Just finished a week-long roadtrip down Mexico’s Yucatan Peninsula to find cenotes. We flew to Cancun Airport, and then slowly made our way to Tulum, the fashion capital of Mexico. Although there are rumored 30,000 cenotes within the area, not all are open to the public. You should not use sunscreen to the cenotes, unless it is biodegradable. You’ll be amazed at how clear the water looks. Below are my recommended cenotes to snorkel.
Cenote Jardin del Eden
The Garden of Eden, an open-air cenote located off the main Highway 307 just after Puerto Venturas, is known as. Cenote Azul and Cristalino are the three cenotes found here. We visited Azul, Jardin del Eden and were disappointed in Azul. Azul is composed of several small, shallow pools. We were surrounded by screaming 4 year-old children when we visited.

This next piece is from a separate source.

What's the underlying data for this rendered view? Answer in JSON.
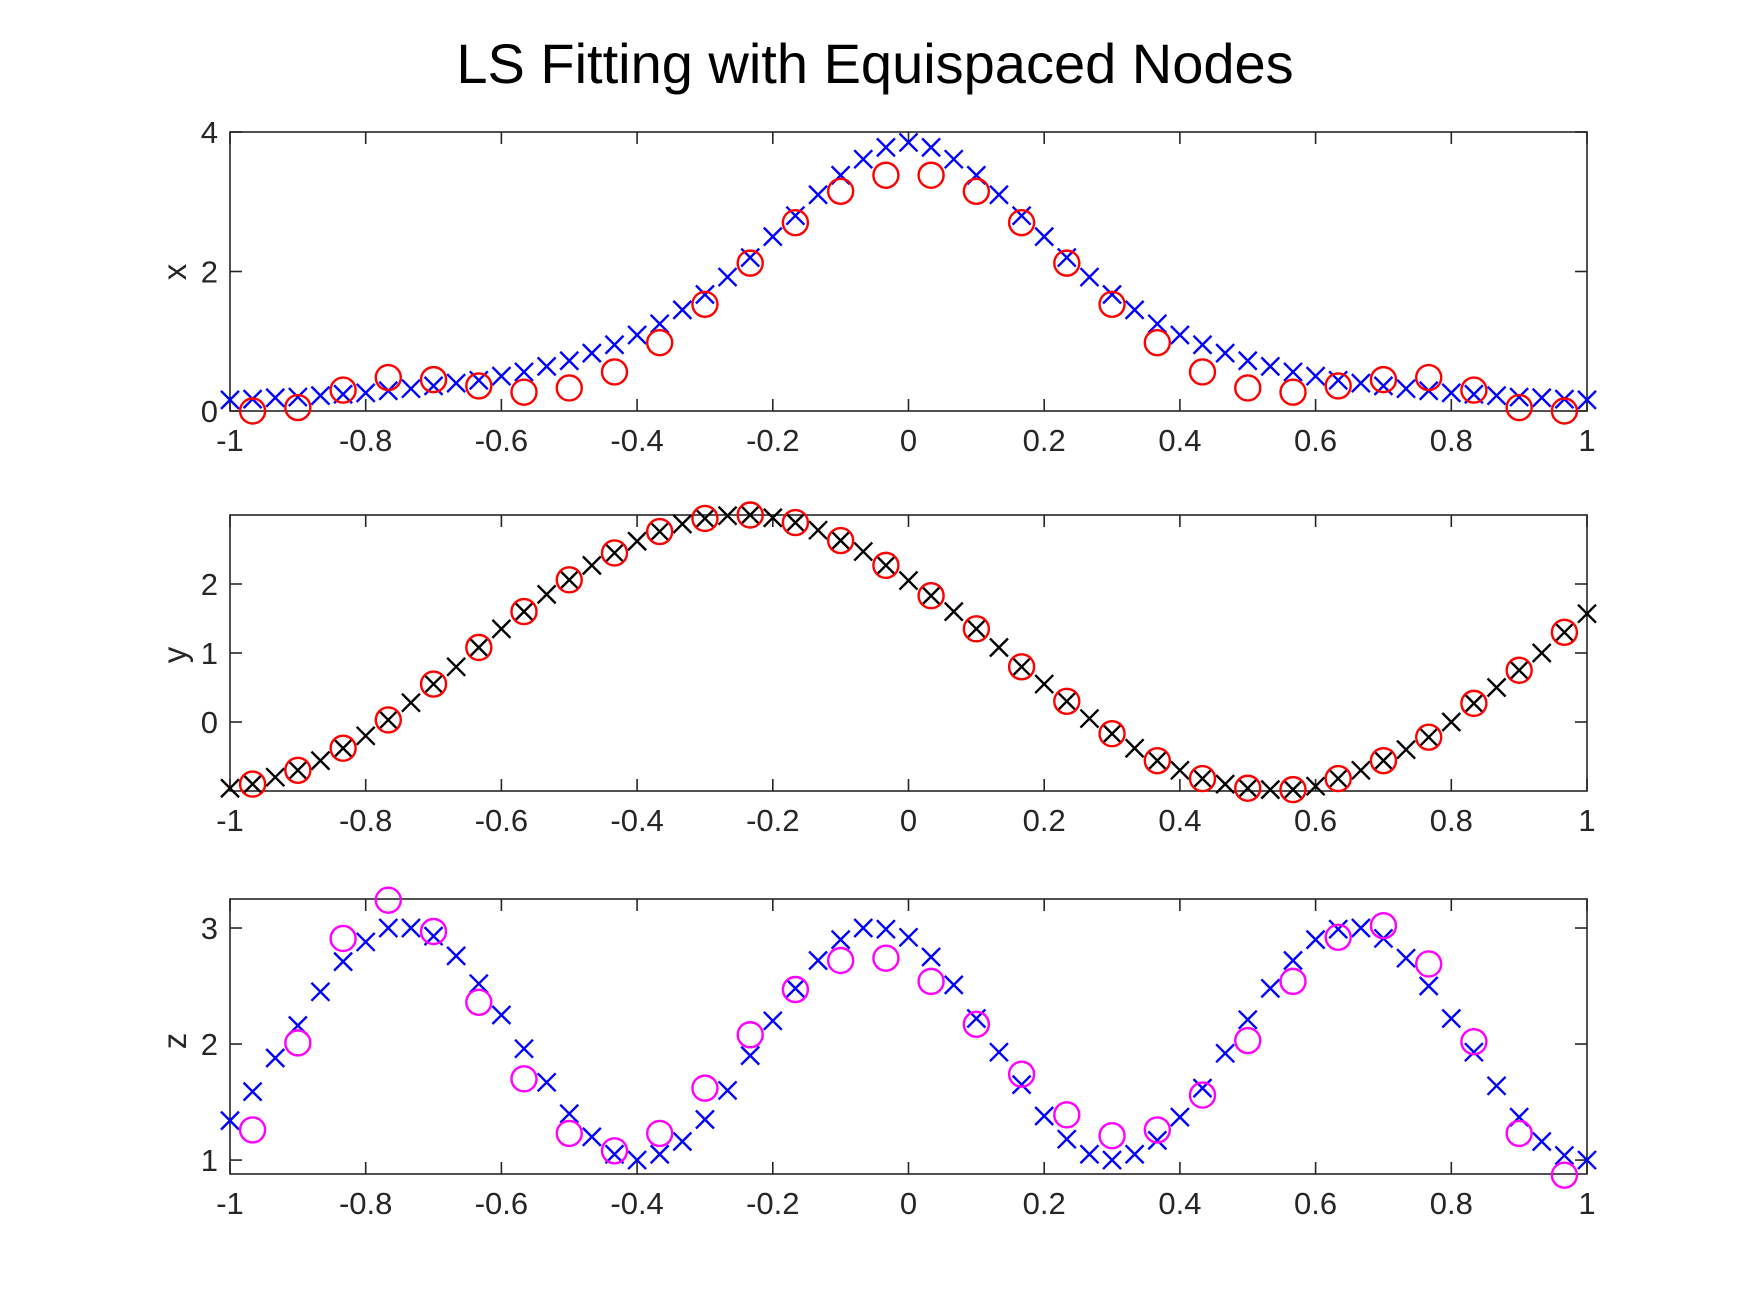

1 Images from Cenotes from Mexico’s Yucatan Peninsula
The gate charge was 60 pesos and rentals are limited. Cenote’s layout is an oval-shaped area with a place for cliff jumping or putting your towels down. This cenote is great for sunbathing. This cenote is very warm and requires no diving skin. A life jacket is recommended for snorkeling in deep water. If you are tired of swimming, there are rocks to rest on.
Gran Cenote (or Grand Cenote) is located on the road to Tulum, west towards the Coba ruins. Although it was relatively expensive at 100 pesos (about $100), the experience is definitely worth it. This cenote is perfect for beginners. The cenote is dark, so it can be scary. Pay the entrance fee and then walk down the stairs. You can rent lockers and make your own.
Despite it being 100 degrees outside, I found the water to sometimes be quite cold. If you don’t have a snorkel, renting one is a good idea. There are 4 turtles, a catfish, and bats in the water. Gran cenote’s setup is divided in 2. You will find more dramatic stalactites on one side and deeper water on the other. Divers are most likely to be seen if you look down. You will find shallower water on the opposite side. This tunnel-like appearance will take you to open air. This shallow side was home to many hanging bats, which allowed for some very cool swimming.
Cenote Ik Kil is about 3km away from Chichen Itza. This cenote is very popular. After you leave Chichen Itza you may be approached by men who want to sell you tickets Ik-Kil. They’ve managed to make it into a tourist trap, which is a shame because this cenote was the most beautiful I saw during my trip. Ik-Kil entry costs 80 pesos
You will be greeted by a resort-like assortment of shops, showers, and other amenities when you pull up to the Ik-Kil parking area. Do not let this discourage you! Continue following the sidewalks until you reach the back of the property. Here is where you’ll find a staircase leading down to Ik-Kil. There is not much space for your belongings at the cenote’s base. You can access about 1/4 of the cenote’s circumference by “landing” on it. You can also jump off the cenote! It was beautiful, dark and creepy. It was unique among the other cenotes that we visited because of its roots.
You can enjoy a pleasant (non-touristy!) time at Ik-Kil if you arrive before 11AM.